The Schüttesäge Museum is a museum in the town of Schiltach in the Black Forest. It is located in the county of Rottweil in the German federal state of Baden-Württemberg.
The museum has exhibits on the themes of forestry, tanning and timber rafting in Schiltach and the surrounding area in the Upper Kinzig valley.

== History ==
The former church sawmill (Kirchensäge), later called the Schütte Sawmill (Schüttesäge), (its owner was the publican of the zur Schütte inn in Wolfach), was first mentioned at this site in 1491. It was operated as a sawmill until 1931. Today it still has an undershot water wheel with a diameter of 7.20 metres that still drives the transmission machinery. The water-powered facility is a protected monument. The museum was opened in 1989 by the town of Schiltach.

=== Forest economy ===
The museum portrays the forestry industry and the working of wood, its use in timber-framed construction, its link to timber rafting (the manufacture of rafts from wood) and its link to the tanning industry (bark collection for the red tanners).

=== Timber rafting ===
Timber rafting was a major source of income for Schiltach until the 19th century.

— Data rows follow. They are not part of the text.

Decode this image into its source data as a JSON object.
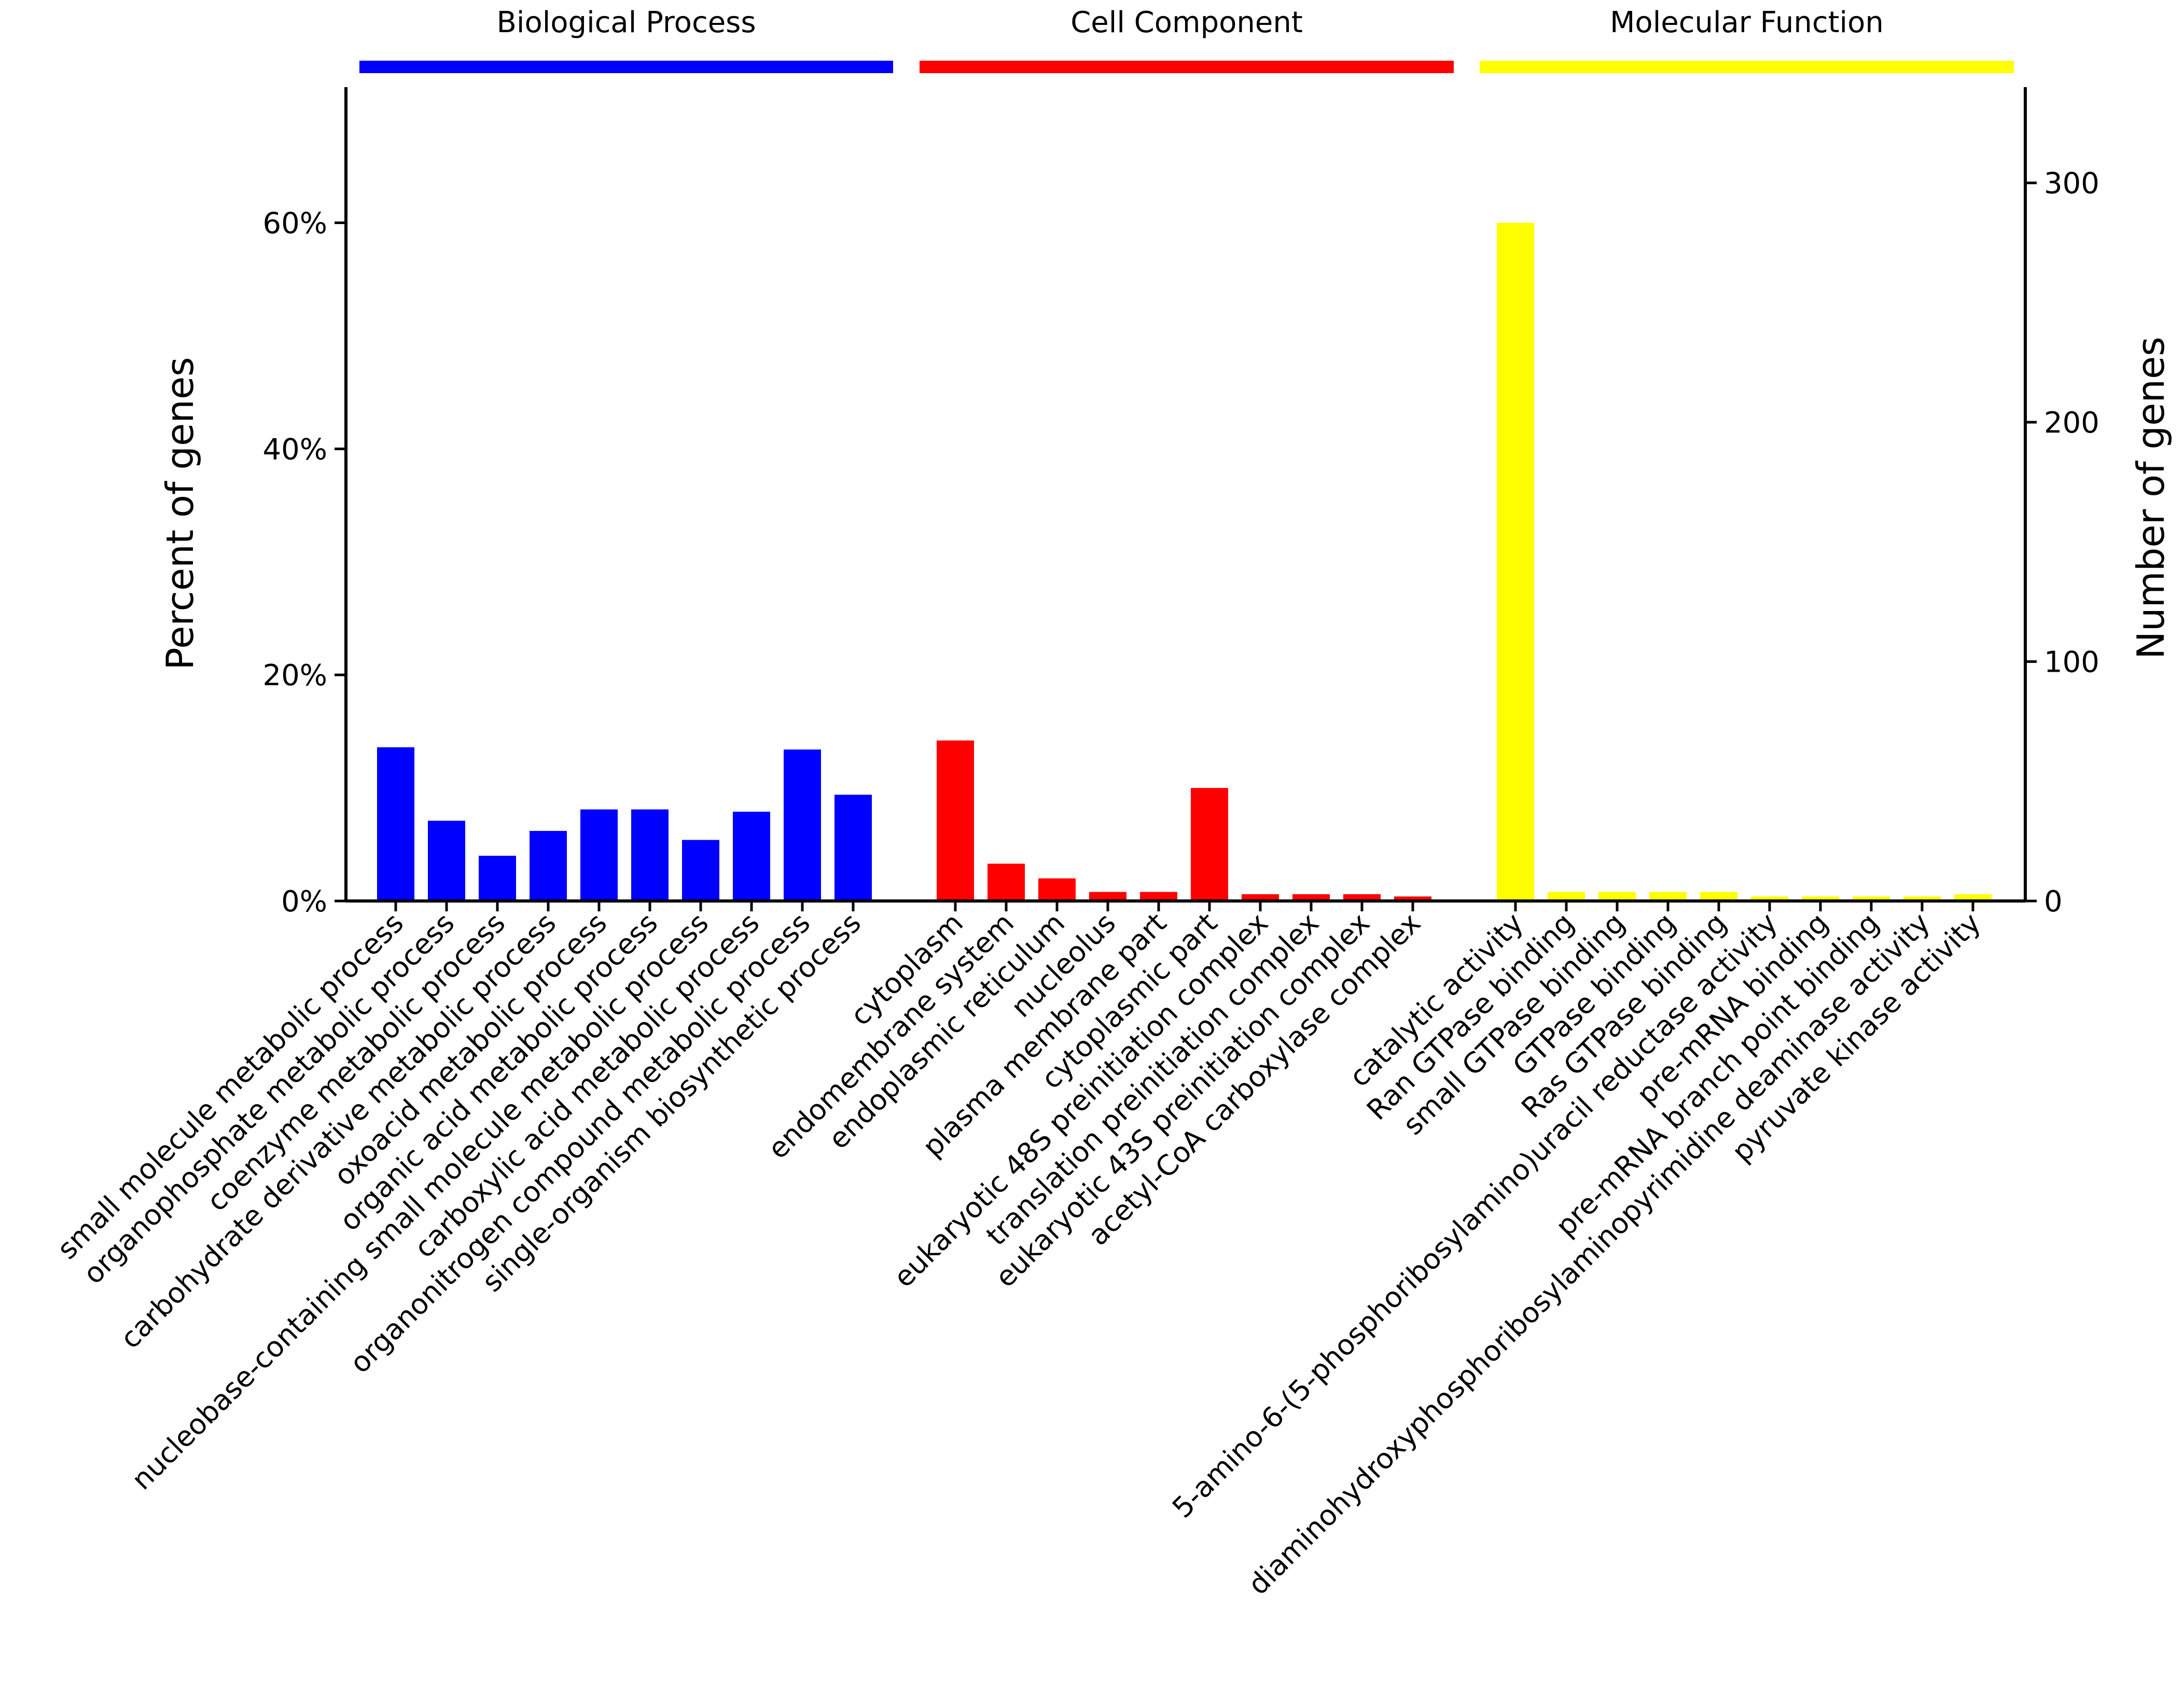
{
  "chart_data": {
    "type": "bar",
    "ylabel_left": "Percent of genes",
    "ylabel_right": "Number of genes",
    "left_axis": {
      "range": [
        0,
        72
      ],
      "ticks": [
        0,
        20,
        40,
        60
      ],
      "tick_labels": [
        "0%",
        "20%",
        "40%",
        "60%"
      ]
    },
    "right_axis": {
      "range": [
        0,
        340
      ],
      "ticks": [
        0,
        100,
        200,
        300
      ],
      "tick_labels": [
        "0",
        "100",
        "200",
        "300"
      ]
    },
    "grid": false,
    "groups": [
      {
        "name": "Biological Process",
        "color": "#0000ff",
        "categories": [
          "small molecule metabolic process",
          "organophosphate metabolic process",
          "coenzyme metabolic process",
          "carbohydrate derivative metabolic process",
          "oxoacid metabolic process",
          "organic acid metabolic process",
          "nucleobase-containing small molecule metabolic process",
          "carboxylic acid metabolic process",
          "organonitrogen compound metabolic process",
          "single-organism biosynthetic process"
        ],
        "values": [
          13.6,
          7.1,
          4.0,
          6.2,
          8.1,
          8.1,
          5.4,
          7.9,
          13.4,
          9.4
        ]
      },
      {
        "name": "Cell Component",
        "color": "#ff0000",
        "categories": [
          "cytoplasm",
          "endomembrane system",
          "endoplasmic reticulum",
          "nucleolus",
          "plasma membrane part",
          "cytoplasmic part",
          "eukaryotic 48S preinitiation complex",
          "translation preinitiation complex",
          "eukaryotic 43S preinitiation complex",
          "acetyl-CoA carboxylase complex"
        ],
        "values": [
          14.2,
          3.3,
          2.0,
          0.8,
          0.8,
          10.0,
          0.6,
          0.6,
          0.6,
          0.4
        ]
      },
      {
        "name": "Molecular Function",
        "color": "#ffff00",
        "categories": [
          "catalytic activity",
          "Ran GTPase binding",
          "small GTPase binding",
          "GTPase binding",
          "Ras GTPase binding",
          "5-amino-6-(5-phosphoribosylamino)uracil reductase activity",
          "pre-mRNA binding",
          "pre-mRNA branch point binding",
          "diaminohydroxyphosphoribosylaminopyrimidine deaminase activity",
          "pyruvate kinase activity"
        ],
        "values": [
          60.0,
          0.8,
          0.8,
          0.8,
          0.8,
          0.4,
          0.4,
          0.4,
          0.4,
          0.6
        ]
      }
    ]
  }
}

The museum depicts the life of the rafters with photographs of the period and other contemporary documents, tools of the trade, work clothing, etc. There is an explanation of what was meant by a Gestörfloß and how it was made.

=== Tanning ===
Tanning was another important source of income in Schiltach, and there is still a white tannery there today. The various tanning technologies are portrayed, especially red tanning in the context of forestry, as well as tools and the history of Schiltach's tanning families. An outside area on the theme of tanning enhances the exhibition.